I would love to teach my furkids to do that.lol.the only place they will put a toy is in my hand to throw for them.although my Tashi girl does hide her toys under the couch.


----------



## tokipoke (Feb 13, 2012)

Thank you for the video! I wanted to train Louis to do this, and the video really simplifies it! The way I was thinking of doing it was going to be complicated. Louis has been the funnest dog to train. I love seeing him think through problems. Good thing for me is that when he learns something new and he knows he'll get a yummy reward, he doesnt stop doing the trick! After learning to sit or shake, that is all he wanted to do. I'm looking forward to having an organized house!


----------



## davetgabby (Dec 29, 2007)

tokipoke said:


> Thank you for the video! I wanted to train Louis to do this, and the video really simplifies it! The way I was thinking of doing it was going to be complicated.
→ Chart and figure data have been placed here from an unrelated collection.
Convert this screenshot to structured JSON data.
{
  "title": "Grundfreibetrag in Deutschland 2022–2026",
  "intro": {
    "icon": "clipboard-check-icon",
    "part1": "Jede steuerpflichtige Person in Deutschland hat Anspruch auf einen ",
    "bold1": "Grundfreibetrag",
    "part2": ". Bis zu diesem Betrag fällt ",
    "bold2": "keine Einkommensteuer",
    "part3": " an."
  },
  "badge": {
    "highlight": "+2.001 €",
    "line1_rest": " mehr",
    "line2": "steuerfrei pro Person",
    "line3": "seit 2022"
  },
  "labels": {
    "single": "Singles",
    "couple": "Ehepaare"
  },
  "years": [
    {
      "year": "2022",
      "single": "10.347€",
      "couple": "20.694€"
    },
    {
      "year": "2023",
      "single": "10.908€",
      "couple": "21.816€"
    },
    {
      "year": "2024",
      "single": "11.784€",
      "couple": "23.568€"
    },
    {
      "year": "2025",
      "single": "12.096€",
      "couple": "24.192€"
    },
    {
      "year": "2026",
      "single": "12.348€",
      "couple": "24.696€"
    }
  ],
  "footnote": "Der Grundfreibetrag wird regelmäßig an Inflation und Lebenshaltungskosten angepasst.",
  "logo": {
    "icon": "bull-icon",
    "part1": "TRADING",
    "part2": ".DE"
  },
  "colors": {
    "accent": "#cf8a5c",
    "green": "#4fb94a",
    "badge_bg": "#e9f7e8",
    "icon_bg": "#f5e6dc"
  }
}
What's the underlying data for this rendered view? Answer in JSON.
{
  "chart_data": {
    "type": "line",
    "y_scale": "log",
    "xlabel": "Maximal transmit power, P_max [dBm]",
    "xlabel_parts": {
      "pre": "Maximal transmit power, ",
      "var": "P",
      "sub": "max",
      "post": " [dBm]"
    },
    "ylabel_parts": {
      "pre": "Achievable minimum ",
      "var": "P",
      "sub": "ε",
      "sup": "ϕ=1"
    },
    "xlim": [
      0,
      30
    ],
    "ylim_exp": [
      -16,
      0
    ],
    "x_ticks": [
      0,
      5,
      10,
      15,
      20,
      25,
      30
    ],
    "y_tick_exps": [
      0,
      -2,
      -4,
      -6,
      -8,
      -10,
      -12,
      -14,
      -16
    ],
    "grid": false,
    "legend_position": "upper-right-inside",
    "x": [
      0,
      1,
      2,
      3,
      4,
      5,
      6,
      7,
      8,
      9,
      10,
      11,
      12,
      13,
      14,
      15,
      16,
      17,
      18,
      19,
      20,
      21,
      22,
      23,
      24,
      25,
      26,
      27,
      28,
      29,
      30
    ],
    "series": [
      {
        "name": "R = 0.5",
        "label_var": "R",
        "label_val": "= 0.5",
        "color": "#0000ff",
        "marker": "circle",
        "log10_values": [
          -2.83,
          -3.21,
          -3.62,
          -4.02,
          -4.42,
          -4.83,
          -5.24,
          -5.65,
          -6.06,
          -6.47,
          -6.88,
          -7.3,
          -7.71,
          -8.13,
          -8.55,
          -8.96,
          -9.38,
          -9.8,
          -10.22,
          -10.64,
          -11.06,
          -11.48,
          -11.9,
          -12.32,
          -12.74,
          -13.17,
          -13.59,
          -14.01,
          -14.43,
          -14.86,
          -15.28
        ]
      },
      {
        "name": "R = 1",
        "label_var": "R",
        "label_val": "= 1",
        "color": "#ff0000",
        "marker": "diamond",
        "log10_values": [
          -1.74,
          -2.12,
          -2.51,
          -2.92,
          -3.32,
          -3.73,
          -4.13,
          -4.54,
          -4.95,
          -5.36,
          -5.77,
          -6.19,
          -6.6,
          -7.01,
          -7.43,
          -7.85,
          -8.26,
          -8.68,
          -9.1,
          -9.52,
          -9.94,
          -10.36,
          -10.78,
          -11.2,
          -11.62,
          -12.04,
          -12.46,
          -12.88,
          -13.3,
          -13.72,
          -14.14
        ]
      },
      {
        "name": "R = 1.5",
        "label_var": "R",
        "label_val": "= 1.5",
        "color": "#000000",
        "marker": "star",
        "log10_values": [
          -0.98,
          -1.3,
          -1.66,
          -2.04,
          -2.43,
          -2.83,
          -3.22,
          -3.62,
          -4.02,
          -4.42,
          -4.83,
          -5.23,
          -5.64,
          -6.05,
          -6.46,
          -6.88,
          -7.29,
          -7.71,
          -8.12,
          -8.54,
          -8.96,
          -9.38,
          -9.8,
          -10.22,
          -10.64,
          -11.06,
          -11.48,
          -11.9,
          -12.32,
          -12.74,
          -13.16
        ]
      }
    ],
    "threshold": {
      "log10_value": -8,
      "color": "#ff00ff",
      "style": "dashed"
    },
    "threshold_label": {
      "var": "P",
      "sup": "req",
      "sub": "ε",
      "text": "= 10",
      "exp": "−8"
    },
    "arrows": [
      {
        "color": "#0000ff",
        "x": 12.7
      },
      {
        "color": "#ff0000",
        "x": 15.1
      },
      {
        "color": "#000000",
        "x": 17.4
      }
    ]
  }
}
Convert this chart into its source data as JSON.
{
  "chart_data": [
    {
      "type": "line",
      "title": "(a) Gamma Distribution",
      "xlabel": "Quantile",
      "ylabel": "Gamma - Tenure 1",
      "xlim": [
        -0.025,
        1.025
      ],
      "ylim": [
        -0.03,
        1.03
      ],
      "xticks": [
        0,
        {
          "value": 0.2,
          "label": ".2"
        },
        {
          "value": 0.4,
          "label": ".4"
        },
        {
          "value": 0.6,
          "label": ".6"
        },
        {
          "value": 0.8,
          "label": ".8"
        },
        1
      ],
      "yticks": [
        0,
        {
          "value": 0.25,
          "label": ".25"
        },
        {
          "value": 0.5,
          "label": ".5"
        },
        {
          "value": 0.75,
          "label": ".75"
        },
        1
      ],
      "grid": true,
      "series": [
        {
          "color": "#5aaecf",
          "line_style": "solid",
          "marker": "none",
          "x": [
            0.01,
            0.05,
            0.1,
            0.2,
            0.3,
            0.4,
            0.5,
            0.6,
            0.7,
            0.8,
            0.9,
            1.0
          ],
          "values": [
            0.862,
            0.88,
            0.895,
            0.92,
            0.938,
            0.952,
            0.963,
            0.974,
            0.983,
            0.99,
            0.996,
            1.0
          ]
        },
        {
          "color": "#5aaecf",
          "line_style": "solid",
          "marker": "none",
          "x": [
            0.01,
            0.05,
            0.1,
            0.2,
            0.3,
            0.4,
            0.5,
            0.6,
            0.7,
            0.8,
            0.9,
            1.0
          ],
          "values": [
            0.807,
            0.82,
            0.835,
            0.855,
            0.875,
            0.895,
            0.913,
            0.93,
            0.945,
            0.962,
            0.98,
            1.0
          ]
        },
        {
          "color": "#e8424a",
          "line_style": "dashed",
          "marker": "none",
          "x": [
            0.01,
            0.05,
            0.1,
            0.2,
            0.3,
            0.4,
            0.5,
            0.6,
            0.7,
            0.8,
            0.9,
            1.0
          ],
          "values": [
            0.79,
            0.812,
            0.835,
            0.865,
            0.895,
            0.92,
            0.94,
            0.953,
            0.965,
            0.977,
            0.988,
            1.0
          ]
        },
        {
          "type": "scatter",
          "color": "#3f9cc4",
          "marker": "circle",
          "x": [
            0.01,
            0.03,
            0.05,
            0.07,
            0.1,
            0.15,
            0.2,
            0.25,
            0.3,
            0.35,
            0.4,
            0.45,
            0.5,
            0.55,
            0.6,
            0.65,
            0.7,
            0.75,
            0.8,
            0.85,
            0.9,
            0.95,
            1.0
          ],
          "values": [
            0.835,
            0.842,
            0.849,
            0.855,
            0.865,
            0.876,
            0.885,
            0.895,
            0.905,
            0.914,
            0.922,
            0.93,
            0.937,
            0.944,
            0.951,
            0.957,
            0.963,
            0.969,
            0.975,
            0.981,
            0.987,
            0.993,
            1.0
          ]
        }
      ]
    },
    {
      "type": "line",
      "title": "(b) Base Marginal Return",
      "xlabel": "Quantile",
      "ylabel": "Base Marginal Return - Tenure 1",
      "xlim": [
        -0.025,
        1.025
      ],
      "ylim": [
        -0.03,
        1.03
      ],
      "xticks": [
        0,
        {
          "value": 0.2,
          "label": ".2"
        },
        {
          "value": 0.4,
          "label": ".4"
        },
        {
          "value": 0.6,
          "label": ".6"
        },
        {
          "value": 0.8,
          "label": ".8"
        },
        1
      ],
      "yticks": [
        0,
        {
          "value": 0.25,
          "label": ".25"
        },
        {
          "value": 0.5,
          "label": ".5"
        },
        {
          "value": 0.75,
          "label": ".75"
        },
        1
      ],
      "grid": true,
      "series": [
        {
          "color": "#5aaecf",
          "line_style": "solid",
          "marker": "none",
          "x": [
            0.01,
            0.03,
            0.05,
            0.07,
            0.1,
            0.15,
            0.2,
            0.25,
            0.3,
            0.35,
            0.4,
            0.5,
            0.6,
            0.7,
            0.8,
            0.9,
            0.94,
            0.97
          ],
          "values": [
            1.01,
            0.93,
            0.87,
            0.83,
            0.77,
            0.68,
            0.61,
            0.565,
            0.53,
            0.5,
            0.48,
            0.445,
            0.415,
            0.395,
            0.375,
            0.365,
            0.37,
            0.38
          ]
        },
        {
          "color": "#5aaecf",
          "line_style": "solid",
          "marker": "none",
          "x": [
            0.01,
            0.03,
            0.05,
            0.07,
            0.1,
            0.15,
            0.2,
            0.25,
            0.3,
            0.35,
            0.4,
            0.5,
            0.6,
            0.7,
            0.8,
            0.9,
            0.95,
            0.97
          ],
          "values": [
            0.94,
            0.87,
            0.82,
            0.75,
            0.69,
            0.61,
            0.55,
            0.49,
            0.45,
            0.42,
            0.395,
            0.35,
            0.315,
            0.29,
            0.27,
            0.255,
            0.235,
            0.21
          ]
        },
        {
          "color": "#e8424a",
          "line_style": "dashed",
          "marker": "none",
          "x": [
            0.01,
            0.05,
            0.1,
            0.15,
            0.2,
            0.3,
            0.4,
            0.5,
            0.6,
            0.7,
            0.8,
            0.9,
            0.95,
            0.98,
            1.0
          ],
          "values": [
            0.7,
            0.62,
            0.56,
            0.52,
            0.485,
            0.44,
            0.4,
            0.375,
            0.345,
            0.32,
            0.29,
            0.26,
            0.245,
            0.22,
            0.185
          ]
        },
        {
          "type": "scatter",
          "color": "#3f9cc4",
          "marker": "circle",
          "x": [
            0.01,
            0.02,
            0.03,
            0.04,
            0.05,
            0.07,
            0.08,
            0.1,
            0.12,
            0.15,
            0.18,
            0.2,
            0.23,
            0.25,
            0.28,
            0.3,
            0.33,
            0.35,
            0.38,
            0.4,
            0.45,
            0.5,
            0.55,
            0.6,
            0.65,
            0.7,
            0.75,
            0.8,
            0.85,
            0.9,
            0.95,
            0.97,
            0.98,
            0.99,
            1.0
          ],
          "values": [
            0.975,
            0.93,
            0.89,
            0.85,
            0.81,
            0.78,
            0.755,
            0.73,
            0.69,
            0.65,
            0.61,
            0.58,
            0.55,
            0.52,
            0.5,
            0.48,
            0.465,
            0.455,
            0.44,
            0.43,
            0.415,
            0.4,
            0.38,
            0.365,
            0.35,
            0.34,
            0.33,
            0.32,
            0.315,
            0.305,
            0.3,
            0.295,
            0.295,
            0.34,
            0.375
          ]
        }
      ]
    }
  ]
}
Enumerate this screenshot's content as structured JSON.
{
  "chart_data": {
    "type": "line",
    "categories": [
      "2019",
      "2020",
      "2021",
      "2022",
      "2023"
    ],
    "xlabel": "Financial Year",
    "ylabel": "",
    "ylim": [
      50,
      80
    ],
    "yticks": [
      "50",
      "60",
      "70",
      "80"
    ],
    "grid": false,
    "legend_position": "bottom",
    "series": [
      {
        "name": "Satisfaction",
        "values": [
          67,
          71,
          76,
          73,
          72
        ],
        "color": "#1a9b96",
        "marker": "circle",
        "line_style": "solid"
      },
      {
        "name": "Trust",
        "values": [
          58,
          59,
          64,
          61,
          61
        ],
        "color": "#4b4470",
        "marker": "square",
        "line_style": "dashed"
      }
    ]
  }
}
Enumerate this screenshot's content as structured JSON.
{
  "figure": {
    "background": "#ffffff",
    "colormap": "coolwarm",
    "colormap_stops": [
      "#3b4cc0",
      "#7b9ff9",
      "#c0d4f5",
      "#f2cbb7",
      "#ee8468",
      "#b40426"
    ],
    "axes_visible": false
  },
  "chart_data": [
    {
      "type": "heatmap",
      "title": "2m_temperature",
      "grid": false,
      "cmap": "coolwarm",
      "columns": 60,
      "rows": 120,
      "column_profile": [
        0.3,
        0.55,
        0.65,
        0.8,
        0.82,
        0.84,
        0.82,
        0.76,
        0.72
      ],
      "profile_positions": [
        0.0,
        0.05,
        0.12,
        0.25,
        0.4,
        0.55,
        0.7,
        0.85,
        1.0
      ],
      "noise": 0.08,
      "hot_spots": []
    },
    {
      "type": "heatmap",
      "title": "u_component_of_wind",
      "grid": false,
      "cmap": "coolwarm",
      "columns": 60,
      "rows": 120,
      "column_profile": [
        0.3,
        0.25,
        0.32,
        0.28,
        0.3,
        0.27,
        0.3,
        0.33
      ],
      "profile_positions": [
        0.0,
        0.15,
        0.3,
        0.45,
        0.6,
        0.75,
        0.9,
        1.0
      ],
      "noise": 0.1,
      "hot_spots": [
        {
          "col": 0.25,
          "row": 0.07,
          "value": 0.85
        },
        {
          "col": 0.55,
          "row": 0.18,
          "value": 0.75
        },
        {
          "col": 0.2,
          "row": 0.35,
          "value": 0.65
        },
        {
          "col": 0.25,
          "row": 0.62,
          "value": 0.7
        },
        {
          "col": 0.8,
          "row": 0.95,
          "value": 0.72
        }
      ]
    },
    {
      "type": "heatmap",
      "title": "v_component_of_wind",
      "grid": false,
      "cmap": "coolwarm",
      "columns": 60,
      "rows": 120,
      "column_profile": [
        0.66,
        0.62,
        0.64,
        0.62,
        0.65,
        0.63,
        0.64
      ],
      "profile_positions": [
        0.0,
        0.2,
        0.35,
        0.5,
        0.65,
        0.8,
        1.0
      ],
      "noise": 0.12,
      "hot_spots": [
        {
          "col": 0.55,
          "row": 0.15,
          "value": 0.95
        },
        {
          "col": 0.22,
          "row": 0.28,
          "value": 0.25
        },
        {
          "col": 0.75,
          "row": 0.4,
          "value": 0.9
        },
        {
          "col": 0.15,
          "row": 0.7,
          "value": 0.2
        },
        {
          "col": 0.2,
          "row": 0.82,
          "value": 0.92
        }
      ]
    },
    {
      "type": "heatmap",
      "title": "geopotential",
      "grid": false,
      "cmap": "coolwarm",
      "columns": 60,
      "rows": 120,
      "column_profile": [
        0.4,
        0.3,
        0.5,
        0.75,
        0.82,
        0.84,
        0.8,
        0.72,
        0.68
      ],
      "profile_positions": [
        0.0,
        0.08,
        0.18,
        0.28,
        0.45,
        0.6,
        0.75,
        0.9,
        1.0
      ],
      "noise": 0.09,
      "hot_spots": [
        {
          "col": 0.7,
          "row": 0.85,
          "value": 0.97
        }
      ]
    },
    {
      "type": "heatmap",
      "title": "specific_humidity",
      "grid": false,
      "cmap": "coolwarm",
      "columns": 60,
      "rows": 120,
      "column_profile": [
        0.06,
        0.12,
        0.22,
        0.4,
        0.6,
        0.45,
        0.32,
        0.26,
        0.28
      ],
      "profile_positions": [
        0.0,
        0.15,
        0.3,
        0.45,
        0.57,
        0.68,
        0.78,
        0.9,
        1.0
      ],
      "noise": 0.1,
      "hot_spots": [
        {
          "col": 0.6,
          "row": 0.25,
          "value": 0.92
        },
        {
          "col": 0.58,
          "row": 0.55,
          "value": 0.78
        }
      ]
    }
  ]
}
Louis has been the funnest dog to train. I love seeing him think through problems. Good thing for me is that when he learns something new and he knows he'll get a yummy reward, he doesnt stop doing the trick! After learning to sit or shake, that is all he wanted to do. I'm looking forward to having an organized house!


yeah it is simple. I too love watching them sit there with their wheels spinning in their little brains. LOL


----------